Frauen in der Gemeindestube

von Karl Brodschneider

Der Anteil der Frauen im Bürgermeisteramt bewegt sich in Österreich im einstelligen Prozentbereich, es gibt 173 Bürgermeisterinnen.

Seit zwölf Jahren treffen sich alljährlich Bürgermeisterinnen aus ganz Österreich zum Erfahrungs- und Gedankenaustausch. Heuer fand dieses Treffen in Puch bei Weiz statt. Dazu eingeladen hatte – mit Unterstützung des Gemeindebundes – Bürgermeisterin Gerlinde Schneider. Sie übt diese Funktion seit dem Jahr 2010 aus und freute sich über das Kommen vieler Kolleginnen. „Das Amt der Bürgermeisterin ist mit schönen, aber auch herausfordernden Aufgaben verbunden.
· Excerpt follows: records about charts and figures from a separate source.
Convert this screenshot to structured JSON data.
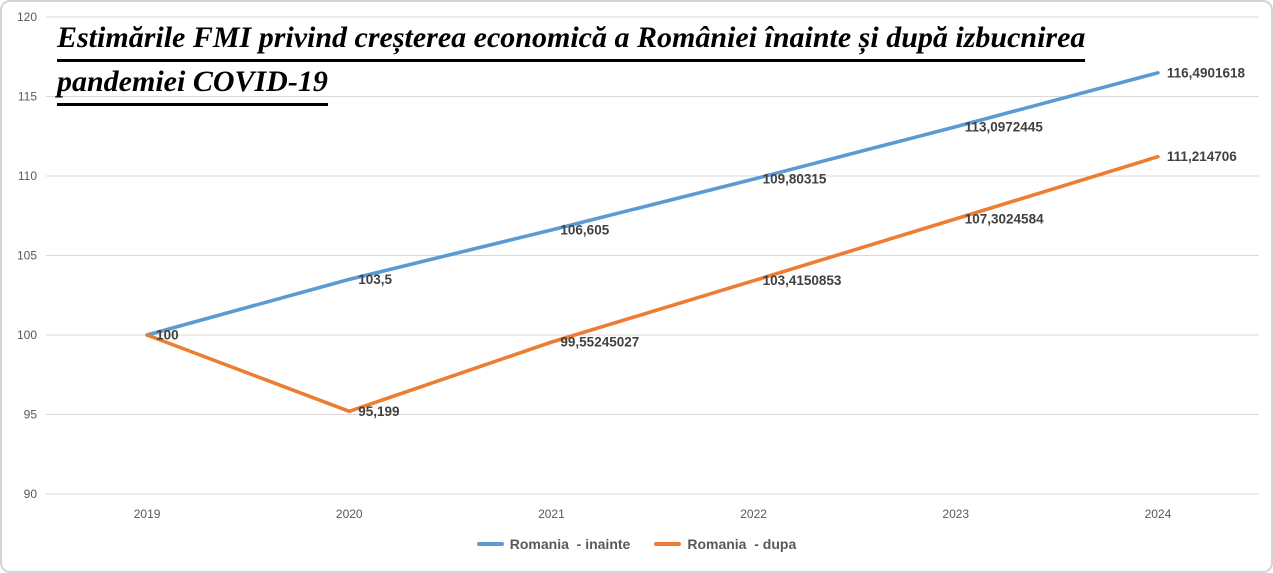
{
  "title": {
    "line1": "Estimările FMI privind creșterea economică a României înainte și după izbucnirea",
    "line2": "pandemiei COVID-19"
  },
  "chart_data": {
    "type": "line",
    "title": "Estimările FMI privind creșterea economică a României înainte și după izbucnirea pandemiei COVID-19",
    "categories": [
      "2019",
      "2020",
      "2021",
      "2022",
      "2023",
      "2024"
    ],
    "series": [
      {
        "name": "Romania  - inainte",
        "color": "#5B9BD5",
        "values": [
          100,
          103.5,
          106.605,
          109.80315,
          113.0972445,
          116.4901618
        ],
        "labels": [
          "100",
          "103,5",
          "106,605",
          "109,80315",
          "113,0972445",
          "116,4901618"
        ]
      },
      {
        "name": "Romania  - dupa",
        "color": "#ED7D31",
        "values": [
          100,
          95.199,
          99.55245027,
          103.4150853,
          107.3024584,
          111.214706
        ],
        "labels": [
          null,
          "95,199",
          "99,55245027",
          "103,4150853",
          "107,3024584",
          "111,214706"
        ]
      }
    ],
    "y_axis": {
      "min": 90,
      "max": 120,
      "step": 5,
      "ticks": [
        120,
        115,
        110,
        105,
        100,
        95,
        90
      ]
    },
    "x_axis": {
      "labels": [
        "2019",
        "2020",
        "2021",
        "2022",
        "2023",
        "2024"
      ]
    },
    "grid": true,
    "legend_position": "bottom",
    "styles": {
      "background": "#FFFFFF",
      "frame_border_color": "#D4D4D4",
      "grid_color": "#D9D9D9",
      "axis_label_color": "#595959",
      "data_label_color": "#404040",
      "legend_text_color": "#595959",
      "title_color": "#000000",
      "series_blue": "#5B9BD5",
      "series_orange": "#ED7D31"
    }
  }
}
Darum ist es mir wichtig, meinen Kolleginnen an diesen drei Tagen Zeit zu geben, um Energie zu tanken und sich weiterzubilden“, erklärte Schneider zu Beginn der Veranstaltung, die von Landesrätin Barbara Eibinger-Miedl eröffnet wurde.

Österreich liegt mit einer Frauenquote von 8,3 Prozent (173 Bürgermeisterinnen in insgesamt 2096 Gemeinden) im europäischen Vergleich immer noch im hinteren Feld. Zum Vergleich: in Deutschland beträgt dieser Anteil knapp 10 Prozent, in Polen 11 Prozent und in Frankreich 16 Prozent.

21 Bürgermeisterinnen

Die Steiermark hat nach Niederösterreich und Vorarlberg die drittmeisten Bürgerinnen. Trotzdem ist dieser Prozentsatz gering. Im Land des Sterz und Kernöls sind nämlich nur 21 von 287 Gemeinden in weiblicher Hand. Von ihnen gehören 15 der ÖVP an. Zu ihnen zählt auch die Bäuerin Silvia Karelly aus Fischbach.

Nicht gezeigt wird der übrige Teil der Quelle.